Your MVP is your first impression, both for your startup and for you as an entrepreneur.
I wrote a piece two weeks ago about the increasing number of trash MVPs coming to market and what the “minimum” part of MVP should actually mean. I got a lot of responses back asking: When do we know we can launch our MVP without courting disaster?
We’re always going to be a little nervous at launch. We should be. But we can’t wait forever, so here’s a high-level checklist I use to give my MVP its best chance, with some real-world examples thrown in.
- Make sure everyone is aware of our MVP’s goals.
We’re doing an MVP to test the basic hypothesis of our product. To put it bluntly, our MVP is trying to determine whether or not our product deserves to exist.

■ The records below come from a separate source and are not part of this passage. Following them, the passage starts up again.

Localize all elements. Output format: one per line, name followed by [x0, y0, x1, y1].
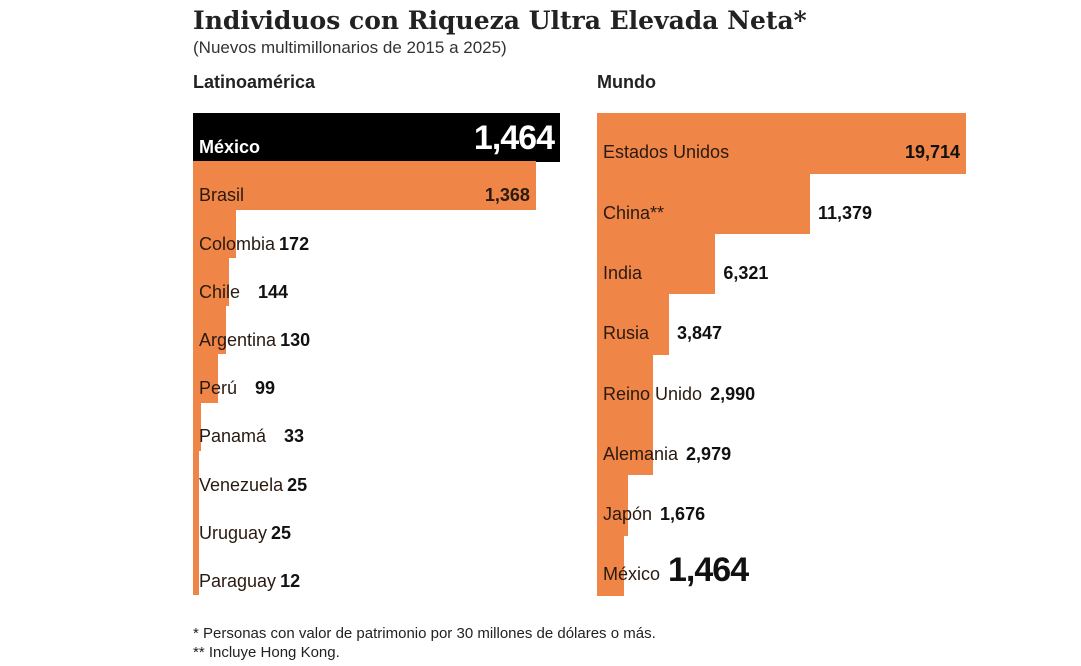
bar-2	[597, 233, 716, 295]
value-label: 99	[255, 378, 276, 399]
bar-8	[193, 498, 200, 548]
value-label: 172	[279, 233, 310, 254]
value-label: 1,464	[668, 551, 749, 590]
bar-4	[193, 305, 226, 355]
value-label: 11,379	[817, 202, 873, 223]
chart-subtitle: (Nuevos multimillonarios de 2015 a 2025)	[193, 38, 507, 57]
value-label: 1,368	[484, 185, 530, 206]
value-label: 25	[287, 474, 308, 495]
category-label: Chile	[199, 281, 241, 302]
bar-5	[193, 354, 218, 403]
bar-2	[193, 209, 237, 259]
footnote-2: ** Incluye Hong Kong.	[193, 644, 340, 661]
category-label: Paraguay	[199, 571, 277, 591]
category-label: Uruguay	[199, 522, 268, 543]
value-label: 33	[284, 426, 305, 447]
value-label: 1,676	[660, 504, 706, 525]
footnote-1: * Personas con valor de patrimonio por 3…	[193, 625, 656, 642]
category-label: Perú	[199, 378, 238, 399]
bar-4	[597, 354, 653, 415]
bar-0	[597, 113, 966, 174]
bar-0	[193, 113, 560, 162]
bar-7	[597, 535, 625, 596]
panel-title-world: Mundo	[597, 72, 656, 92]
category-label: Estados Unidos	[603, 142, 730, 163]
category-label: Alemania	[603, 443, 679, 464]
bar-3	[193, 257, 230, 307]
category-label: Reino Unido	[603, 383, 703, 404]
value-label: 19,714	[904, 142, 960, 163]
value-label: 2,979	[686, 443, 732, 464]
bar-5	[597, 414, 653, 476]
value-label: 12	[280, 571, 301, 591]
bar-6	[193, 402, 202, 451]
value-label: 130	[280, 330, 311, 350]
bar-1	[597, 173, 810, 235]
category-label: Japón	[603, 504, 653, 525]
category-label: Brasil	[199, 185, 245, 206]
bar-3	[597, 293, 669, 355]
category-label: Argentina	[199, 330, 277, 350]
value-label: 3,847	[677, 323, 723, 344]
category-label: México	[603, 564, 661, 585]
panel-title-latam: Latinoamérica	[193, 72, 316, 92]
value-label: 1,464	[473, 119, 555, 157]
footnotes: * Personas con valor de patrimonio por 3…	[193, 624, 656, 662]
value-label: 25	[271, 522, 292, 543]
bar-6	[597, 474, 629, 536]
category-label: Colombia	[199, 233, 276, 254]
category-label: Venezuela	[199, 474, 284, 495]
category-label: India	[603, 262, 643, 283]
value-label: 2,990	[710, 383, 756, 404]
value-label: 144	[258, 281, 289, 302]
bar-7	[193, 450, 200, 500]
category-label: China**	[603, 202, 665, 223]
category-label: Rusia	[603, 323, 650, 344]
bar-9	[193, 546, 199, 596]
category-label: México	[199, 137, 261, 158]
value-label: 6,321	[723, 262, 769, 283]
bar-1	[193, 161, 536, 210]
category-label: Panamá	[199, 426, 267, 447]
chart-title: Individuos con Riqueza Ultra Elevada Net…	[193, 6, 807, 35]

We should launch with core features only, those that are going to prove our hypothesis. Core features should run exactly as they will in the actual product, but any supporting features should be manual, faked, or just plain turned off.
We do this for two reasons. 1) To get to market as quickly as possible and 2) To reduce the noise those additional features will add to our test results.

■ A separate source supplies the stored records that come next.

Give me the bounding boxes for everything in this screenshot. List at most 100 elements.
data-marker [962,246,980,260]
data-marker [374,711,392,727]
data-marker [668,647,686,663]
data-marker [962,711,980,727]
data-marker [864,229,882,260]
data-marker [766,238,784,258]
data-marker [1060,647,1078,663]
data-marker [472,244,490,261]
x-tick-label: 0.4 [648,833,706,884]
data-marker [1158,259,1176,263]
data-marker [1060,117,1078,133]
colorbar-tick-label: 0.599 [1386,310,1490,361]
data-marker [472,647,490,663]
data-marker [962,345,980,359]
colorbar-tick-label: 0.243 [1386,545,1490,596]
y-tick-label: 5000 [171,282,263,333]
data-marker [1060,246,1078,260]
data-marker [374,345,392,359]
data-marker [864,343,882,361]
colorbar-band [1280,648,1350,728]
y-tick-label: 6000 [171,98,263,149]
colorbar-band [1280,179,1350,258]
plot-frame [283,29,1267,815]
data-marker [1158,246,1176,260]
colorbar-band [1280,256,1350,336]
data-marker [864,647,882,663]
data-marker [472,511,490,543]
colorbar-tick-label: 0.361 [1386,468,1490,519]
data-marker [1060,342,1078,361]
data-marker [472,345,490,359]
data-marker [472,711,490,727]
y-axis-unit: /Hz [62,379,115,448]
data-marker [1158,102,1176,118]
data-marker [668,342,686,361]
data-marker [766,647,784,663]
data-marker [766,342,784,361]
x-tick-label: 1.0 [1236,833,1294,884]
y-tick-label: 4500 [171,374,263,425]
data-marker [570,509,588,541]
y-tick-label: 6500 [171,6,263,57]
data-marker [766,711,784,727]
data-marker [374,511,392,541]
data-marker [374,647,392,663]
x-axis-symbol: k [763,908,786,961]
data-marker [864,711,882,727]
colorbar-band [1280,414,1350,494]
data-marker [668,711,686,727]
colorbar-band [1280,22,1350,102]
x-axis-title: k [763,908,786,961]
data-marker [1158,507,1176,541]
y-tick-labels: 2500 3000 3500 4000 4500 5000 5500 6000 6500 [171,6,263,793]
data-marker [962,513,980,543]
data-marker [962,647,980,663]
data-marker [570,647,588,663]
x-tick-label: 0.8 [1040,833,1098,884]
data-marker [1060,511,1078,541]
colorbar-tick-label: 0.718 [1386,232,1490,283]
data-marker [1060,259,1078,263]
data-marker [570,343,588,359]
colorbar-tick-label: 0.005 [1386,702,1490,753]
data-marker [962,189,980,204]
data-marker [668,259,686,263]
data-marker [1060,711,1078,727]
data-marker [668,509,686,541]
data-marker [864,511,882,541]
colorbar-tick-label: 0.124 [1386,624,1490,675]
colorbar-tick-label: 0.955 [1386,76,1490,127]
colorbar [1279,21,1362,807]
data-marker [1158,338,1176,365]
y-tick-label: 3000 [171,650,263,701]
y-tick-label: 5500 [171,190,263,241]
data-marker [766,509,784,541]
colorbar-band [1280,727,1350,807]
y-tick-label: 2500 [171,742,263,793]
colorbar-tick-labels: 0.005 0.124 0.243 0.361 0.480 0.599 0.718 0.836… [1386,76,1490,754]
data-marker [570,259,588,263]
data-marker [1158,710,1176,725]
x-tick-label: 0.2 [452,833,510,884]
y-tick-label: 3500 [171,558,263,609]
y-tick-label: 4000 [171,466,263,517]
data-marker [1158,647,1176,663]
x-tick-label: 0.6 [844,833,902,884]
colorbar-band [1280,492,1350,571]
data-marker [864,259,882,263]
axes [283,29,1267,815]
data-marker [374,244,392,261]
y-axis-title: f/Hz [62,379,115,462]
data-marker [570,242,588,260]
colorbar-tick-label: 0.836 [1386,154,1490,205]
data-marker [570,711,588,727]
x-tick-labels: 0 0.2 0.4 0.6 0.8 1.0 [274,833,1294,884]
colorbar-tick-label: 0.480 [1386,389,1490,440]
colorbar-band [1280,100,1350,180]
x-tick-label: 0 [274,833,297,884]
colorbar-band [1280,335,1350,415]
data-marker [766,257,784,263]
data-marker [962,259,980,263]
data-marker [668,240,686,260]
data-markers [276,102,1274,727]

At my current startup, Spiffy, we launched an OBD-II reader (goes in the little port down by your steering wheel), to allow customers of our app to be able to read whatever code lit up their check engine light. Neat. Simple.

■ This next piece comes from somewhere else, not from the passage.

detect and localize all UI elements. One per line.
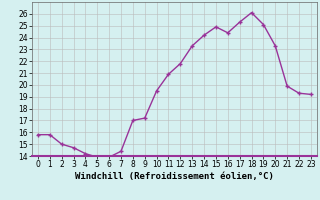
- X-axis label: Windchill (Refroidissement éolien,°C): Windchill (Refroidissement éolien,°C): [75, 172, 274, 181]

There are dozens of implications and plans we have for this new product, and some of them are now underway, but the MVP had to do one thing: Read the code. That alone was an incredibly complex task, which we only fully realized during the MVP launch itself.
2. Define success, failure, and what to do when the MVP lands between the two.
Success means X many of our customers use the MVP this often, in these ways, for this long, and are this engaged with it. Failure means the opposite.
We’ll also need a plan for what to do next when our MVP neither succeeds nor fails. What did we miss? What do we tweak? Do we do another MVP? How much time do we spend manually polling and surveying customers?